“Don’t pull on my tail,” exclaimed a costumed Easter Bunny to an excited group of youngsters clawing at the event’s mascot as frantically as their mothers at a Christian Louboutin sample sale.
The ballroom of 583 Park Avenue was transformed into a kids’ wonderland Tuesday for the 26th Annual Bunny Hop hosted by The Society of MSK. The Bonpoint sponsored affair was complete with a magician, petting zoo, arts and crafts table, and buffet of chicken fingers and macaroni and cheese. Juice boxes were on hand to refresh the kids with white wine refreshing the (mostly) elegantly clad parents.

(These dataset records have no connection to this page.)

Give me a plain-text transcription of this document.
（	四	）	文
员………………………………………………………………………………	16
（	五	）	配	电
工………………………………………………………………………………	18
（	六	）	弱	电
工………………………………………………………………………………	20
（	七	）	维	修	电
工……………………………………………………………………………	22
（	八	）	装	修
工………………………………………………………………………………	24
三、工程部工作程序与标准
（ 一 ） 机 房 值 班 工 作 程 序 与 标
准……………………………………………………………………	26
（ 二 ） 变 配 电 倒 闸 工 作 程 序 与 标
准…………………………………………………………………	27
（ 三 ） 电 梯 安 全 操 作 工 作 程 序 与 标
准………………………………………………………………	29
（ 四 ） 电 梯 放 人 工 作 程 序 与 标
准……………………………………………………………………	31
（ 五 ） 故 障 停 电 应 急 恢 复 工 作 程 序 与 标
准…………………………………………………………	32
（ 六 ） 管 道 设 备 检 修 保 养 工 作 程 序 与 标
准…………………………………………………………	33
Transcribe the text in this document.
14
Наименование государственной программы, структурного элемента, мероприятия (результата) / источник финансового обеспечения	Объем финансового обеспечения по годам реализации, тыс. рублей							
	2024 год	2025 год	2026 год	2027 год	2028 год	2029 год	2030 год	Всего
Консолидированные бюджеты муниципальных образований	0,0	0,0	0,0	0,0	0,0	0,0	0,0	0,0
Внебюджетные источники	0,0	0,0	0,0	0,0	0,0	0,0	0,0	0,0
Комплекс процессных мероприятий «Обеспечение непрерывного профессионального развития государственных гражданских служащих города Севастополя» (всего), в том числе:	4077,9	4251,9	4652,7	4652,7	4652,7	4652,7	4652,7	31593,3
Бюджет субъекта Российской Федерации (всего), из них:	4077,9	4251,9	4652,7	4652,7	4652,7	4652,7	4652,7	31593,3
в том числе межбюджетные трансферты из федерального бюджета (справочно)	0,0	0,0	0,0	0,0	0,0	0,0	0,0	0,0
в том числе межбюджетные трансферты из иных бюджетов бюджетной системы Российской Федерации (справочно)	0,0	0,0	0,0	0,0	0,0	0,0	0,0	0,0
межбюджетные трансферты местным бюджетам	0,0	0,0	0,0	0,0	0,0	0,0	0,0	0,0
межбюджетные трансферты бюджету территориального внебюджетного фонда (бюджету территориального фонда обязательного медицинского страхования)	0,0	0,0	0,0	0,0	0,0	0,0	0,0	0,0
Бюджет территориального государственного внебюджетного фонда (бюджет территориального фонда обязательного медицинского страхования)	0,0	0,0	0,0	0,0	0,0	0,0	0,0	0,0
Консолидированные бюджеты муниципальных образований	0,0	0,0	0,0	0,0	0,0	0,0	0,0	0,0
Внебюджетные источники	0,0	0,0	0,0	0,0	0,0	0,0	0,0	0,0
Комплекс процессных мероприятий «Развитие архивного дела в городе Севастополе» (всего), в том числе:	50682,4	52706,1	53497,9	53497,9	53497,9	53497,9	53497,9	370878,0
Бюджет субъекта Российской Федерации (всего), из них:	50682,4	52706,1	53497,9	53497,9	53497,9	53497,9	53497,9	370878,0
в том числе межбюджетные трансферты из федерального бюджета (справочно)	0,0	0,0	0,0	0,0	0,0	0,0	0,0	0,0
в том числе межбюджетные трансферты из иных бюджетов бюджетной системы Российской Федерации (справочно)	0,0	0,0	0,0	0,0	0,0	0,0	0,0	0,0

Drew Barrymore, whose former mother-in-law Coco Kopelman is heavily involved in fund-raising for the cancer hospital, brought along daughters Frankie, 2, and Olive, 4. “I’m totally going for the f—ing prairie [look],” said the actress wearing a flowing top and bohemian skirt from Sea New York. “Obviously, I’m drawn to this brand and these [pieces] are years apart. In winter I love a skirt, but it’s got to go to the floor.”
Barrymore noted how her kids are largely unaware of their mother’s career, but noted how “[Olive] knows something is up because she’s lived her whole life seeing people come up to me.”
Across the romper room, Gillian Hearst-Shaw wore four-month-old daughter Sloane in a baby carrier while explaining her deeply personal connection to the organization. “My dad [Bernard Shaw] had cancer and passed away two years ago and doctors had [initially] only given him about a year to live. They ended up giving him about seven or eight years with different treatments and he got to meet at least one of his grandchildren.”
The publishing heiress, 35, explained how mom Patty Hearst has embraced the role of doting grandmother to her three young daughters. “She’s been traveling around the world a lot and brought back trinkets for them like [child-sized] jeweled hats from Kazakhstan and some carved coconuts shaped like turtles from Laos.”
As the chaotic soirée ended, a pair of brown-and-white petting-zoo goats were hauled out onto 63rd Street alongside a drove of children pawing at the knees of their wide-eyed parents. “It’s like the night of the living dead in there,” observed Barrymore.